Les méfaits de la culture intensive, rendre stériles les terres arables

Deuxième extrait du livre "Le biomimétisme"  de Janine M.Benyus


"… Des champs de blés se dressent de tous côtés, à perte de vue, rangées rectilignes faisant alterner le vert et le marron. Du ciel, ils doivent donner l’impression d’avoir été taillés par une machine de mort, tant leurs bords forment des angles impossibles à retrouver dans le vivant. Entre les tiges, le sol est clairement visible, la moindre mauvaise herbe ayant été pulvérisée de produits chimiques. Rein d’autre que le blé n’est autorisé à pousser ici ; toute forme de diversité a été arrachée.

. Aujourd’hui, nos cultures sont si dépourvues de la capacité d’adaptation de leurs ancêtres sauvages qu’elles ne peuvent se passer de nous et de nos transfusions pétrochimiques d’engrais et de pesticides. Dans notre quête d’une production toujours plus importante, nous leurs avons ôté leurs défenses naturelles. Nous les avons isolées de leur groupe plurispécifique, nous avons restreint leur diversité génétique et privé leur sol de sa santé.

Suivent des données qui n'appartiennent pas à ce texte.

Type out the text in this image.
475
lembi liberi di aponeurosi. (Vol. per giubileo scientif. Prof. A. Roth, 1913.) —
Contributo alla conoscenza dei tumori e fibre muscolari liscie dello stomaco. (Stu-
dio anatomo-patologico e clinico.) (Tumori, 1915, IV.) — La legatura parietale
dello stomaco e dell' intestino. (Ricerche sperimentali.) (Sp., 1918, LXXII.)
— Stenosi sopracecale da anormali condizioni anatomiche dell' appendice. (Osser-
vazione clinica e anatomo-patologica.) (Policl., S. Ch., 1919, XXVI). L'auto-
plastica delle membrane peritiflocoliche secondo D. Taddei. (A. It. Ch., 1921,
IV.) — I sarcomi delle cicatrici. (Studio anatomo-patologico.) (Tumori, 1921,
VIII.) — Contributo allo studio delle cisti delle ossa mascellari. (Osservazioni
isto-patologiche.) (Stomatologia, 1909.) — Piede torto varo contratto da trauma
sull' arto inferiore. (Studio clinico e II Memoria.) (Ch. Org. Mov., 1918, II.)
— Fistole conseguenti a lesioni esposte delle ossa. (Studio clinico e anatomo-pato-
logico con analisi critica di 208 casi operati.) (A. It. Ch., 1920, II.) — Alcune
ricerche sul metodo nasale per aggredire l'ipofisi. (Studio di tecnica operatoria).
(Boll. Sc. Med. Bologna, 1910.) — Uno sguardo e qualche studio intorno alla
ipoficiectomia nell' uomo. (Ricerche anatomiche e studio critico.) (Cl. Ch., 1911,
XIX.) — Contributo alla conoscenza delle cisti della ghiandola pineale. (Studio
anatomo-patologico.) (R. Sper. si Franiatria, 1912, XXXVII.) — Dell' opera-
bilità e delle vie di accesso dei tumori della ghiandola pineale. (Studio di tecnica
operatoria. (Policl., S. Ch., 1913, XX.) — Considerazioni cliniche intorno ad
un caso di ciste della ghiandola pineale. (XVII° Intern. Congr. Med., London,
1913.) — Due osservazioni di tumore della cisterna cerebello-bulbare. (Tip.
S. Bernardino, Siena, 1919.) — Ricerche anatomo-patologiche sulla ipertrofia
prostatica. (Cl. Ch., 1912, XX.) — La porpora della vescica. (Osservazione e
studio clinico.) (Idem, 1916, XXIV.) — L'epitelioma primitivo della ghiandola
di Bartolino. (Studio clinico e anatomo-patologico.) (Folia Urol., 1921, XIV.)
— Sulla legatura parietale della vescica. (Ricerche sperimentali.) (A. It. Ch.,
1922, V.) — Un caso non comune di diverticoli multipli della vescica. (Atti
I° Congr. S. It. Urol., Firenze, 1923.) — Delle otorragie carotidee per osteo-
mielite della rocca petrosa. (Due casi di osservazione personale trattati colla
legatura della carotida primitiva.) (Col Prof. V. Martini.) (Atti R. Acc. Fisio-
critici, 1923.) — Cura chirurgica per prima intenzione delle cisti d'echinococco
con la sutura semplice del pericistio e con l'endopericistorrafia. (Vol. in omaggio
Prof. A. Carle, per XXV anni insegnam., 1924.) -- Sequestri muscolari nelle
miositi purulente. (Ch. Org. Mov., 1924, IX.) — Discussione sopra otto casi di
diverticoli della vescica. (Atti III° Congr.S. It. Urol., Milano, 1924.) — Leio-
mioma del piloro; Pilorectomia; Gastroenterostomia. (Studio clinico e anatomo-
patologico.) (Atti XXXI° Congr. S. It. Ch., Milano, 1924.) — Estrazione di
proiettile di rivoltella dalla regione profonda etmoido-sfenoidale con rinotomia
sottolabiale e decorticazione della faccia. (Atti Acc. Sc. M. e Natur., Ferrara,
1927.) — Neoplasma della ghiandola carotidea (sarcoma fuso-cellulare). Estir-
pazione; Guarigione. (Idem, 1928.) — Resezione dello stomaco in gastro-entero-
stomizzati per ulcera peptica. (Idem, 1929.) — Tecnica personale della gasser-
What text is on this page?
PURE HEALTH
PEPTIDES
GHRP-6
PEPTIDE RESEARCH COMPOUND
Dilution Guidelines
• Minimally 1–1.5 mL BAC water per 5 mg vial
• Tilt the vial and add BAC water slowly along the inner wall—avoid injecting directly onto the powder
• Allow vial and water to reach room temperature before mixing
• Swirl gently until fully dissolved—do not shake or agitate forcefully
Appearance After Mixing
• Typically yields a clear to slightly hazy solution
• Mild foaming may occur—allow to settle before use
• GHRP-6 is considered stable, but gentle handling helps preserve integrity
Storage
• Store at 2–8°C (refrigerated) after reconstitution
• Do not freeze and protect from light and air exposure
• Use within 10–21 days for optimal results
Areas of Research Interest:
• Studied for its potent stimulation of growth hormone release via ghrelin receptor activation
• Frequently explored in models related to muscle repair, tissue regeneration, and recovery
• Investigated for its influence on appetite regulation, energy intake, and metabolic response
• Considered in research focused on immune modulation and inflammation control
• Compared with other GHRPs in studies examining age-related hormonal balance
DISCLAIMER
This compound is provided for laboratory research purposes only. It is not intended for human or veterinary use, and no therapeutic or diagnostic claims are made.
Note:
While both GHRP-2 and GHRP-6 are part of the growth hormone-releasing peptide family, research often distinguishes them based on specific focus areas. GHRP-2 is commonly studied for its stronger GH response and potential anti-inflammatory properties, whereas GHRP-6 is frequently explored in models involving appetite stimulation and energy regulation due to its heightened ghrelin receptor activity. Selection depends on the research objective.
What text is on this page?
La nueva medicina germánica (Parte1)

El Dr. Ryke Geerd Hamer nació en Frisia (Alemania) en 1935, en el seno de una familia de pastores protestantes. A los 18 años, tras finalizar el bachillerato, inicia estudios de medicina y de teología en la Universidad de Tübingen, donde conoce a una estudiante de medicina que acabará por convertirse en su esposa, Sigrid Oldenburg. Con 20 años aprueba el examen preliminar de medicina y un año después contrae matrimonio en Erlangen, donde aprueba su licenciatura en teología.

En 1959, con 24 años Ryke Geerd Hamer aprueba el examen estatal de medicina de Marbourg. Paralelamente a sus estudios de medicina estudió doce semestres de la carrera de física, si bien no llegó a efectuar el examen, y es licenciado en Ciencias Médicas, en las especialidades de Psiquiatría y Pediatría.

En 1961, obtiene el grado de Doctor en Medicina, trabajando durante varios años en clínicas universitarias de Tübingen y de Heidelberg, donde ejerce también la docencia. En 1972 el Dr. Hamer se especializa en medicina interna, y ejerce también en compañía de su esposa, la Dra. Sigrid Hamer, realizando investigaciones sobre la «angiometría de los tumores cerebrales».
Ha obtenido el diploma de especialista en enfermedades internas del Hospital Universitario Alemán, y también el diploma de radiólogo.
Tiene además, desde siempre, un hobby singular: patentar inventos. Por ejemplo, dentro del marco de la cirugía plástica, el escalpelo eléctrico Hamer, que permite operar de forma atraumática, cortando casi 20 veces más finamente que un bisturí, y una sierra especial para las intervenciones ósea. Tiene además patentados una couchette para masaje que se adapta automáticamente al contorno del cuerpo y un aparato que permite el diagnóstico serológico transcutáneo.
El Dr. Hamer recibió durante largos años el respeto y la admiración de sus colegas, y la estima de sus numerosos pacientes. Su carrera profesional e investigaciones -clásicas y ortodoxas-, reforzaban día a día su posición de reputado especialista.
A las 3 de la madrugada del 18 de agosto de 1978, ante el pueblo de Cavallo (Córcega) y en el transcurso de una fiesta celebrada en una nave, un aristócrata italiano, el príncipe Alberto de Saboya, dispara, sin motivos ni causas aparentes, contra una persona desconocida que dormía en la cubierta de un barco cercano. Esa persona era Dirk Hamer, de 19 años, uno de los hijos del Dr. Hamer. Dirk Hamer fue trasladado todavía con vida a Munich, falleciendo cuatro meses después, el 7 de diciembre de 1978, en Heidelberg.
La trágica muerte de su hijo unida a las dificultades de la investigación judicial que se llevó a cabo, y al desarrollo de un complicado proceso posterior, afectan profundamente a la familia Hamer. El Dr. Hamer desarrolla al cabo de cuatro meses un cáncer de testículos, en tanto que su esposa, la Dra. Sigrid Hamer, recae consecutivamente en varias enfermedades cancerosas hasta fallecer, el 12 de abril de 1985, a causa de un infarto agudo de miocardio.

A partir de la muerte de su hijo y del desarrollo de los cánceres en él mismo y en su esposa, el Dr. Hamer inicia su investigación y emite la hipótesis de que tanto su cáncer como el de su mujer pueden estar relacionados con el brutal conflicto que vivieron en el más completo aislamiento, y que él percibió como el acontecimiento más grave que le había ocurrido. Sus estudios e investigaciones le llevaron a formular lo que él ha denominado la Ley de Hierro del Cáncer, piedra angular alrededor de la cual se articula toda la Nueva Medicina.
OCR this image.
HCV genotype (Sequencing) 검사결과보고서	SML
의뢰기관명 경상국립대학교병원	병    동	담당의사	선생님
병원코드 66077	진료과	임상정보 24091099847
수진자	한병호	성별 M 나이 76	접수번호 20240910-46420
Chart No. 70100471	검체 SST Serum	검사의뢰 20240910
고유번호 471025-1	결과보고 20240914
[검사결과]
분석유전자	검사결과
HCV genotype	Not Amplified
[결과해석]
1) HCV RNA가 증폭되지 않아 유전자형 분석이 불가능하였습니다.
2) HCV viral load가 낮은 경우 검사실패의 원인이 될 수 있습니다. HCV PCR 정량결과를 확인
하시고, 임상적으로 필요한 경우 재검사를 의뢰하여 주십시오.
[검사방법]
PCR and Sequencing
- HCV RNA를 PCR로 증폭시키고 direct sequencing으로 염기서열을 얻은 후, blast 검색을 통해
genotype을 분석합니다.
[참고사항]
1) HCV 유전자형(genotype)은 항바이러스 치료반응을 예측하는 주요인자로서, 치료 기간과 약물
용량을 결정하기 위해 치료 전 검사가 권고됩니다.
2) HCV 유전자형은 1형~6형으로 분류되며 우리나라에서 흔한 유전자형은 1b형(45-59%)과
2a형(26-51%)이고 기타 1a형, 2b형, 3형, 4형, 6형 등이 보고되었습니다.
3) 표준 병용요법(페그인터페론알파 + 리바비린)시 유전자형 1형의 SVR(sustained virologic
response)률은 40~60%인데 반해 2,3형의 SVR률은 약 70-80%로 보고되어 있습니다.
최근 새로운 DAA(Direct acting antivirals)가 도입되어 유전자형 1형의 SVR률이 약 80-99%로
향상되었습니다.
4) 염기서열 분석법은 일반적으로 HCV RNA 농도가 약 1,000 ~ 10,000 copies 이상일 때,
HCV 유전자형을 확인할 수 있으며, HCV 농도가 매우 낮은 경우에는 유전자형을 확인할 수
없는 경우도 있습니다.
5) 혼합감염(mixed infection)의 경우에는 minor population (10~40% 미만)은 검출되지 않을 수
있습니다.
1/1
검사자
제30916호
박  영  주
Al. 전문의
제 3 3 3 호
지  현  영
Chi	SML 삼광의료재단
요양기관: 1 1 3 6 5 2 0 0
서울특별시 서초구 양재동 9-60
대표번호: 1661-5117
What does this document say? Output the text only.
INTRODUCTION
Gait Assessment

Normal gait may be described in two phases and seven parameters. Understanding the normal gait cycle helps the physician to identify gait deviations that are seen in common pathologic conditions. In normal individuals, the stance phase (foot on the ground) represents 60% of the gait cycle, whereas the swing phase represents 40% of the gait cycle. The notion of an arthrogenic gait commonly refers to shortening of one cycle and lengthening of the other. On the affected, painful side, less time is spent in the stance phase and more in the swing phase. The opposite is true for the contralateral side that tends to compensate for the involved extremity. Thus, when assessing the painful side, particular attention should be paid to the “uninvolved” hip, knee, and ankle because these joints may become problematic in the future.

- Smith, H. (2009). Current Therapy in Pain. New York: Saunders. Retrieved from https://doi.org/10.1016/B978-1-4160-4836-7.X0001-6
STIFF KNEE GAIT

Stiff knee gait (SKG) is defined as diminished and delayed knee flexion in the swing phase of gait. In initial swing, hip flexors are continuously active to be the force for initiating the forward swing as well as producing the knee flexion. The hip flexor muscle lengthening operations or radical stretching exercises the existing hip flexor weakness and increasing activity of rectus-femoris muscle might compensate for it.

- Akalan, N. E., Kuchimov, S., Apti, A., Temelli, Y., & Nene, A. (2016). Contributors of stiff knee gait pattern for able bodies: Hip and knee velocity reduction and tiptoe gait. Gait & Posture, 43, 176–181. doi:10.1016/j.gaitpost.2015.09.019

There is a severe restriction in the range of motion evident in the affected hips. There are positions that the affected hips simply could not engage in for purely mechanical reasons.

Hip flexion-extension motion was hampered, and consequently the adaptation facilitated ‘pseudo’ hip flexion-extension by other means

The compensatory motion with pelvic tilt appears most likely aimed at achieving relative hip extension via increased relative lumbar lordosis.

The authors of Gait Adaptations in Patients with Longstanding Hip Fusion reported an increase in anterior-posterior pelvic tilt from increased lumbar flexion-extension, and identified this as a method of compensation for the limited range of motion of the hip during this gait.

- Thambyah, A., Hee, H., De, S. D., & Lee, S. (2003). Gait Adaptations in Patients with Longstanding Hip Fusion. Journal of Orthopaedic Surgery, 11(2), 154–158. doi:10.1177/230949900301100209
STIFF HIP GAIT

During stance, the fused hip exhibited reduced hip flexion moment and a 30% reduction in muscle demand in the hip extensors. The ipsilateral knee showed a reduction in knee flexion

Parmi ces méfaits, avoir ainsi appauvri les sols constitue, notre plus grossière erreur. La couche arable est, pour l’essentiel, non renouvelable. Une fois érodée ou empoisonnée, elle peut mettre des milliers d’années à se régénérer. Plutôt que d’opter pour une communauté végétale pérenne et autosuffisante qui conserverait à l’abri toutes les richesses du sol, nous avons choisi la culture des annuelles, qui nous oblige à le remuer chaque année.
Chaque fois que nous labourons le sol, nous l’amoindrissons, le privant d’une capacité à faire pousser des cultures. Nous faisons voler en éclats son architecture complexe et perturbons sérieusement l’équipe de rêve formée par la microfaune et la microflore….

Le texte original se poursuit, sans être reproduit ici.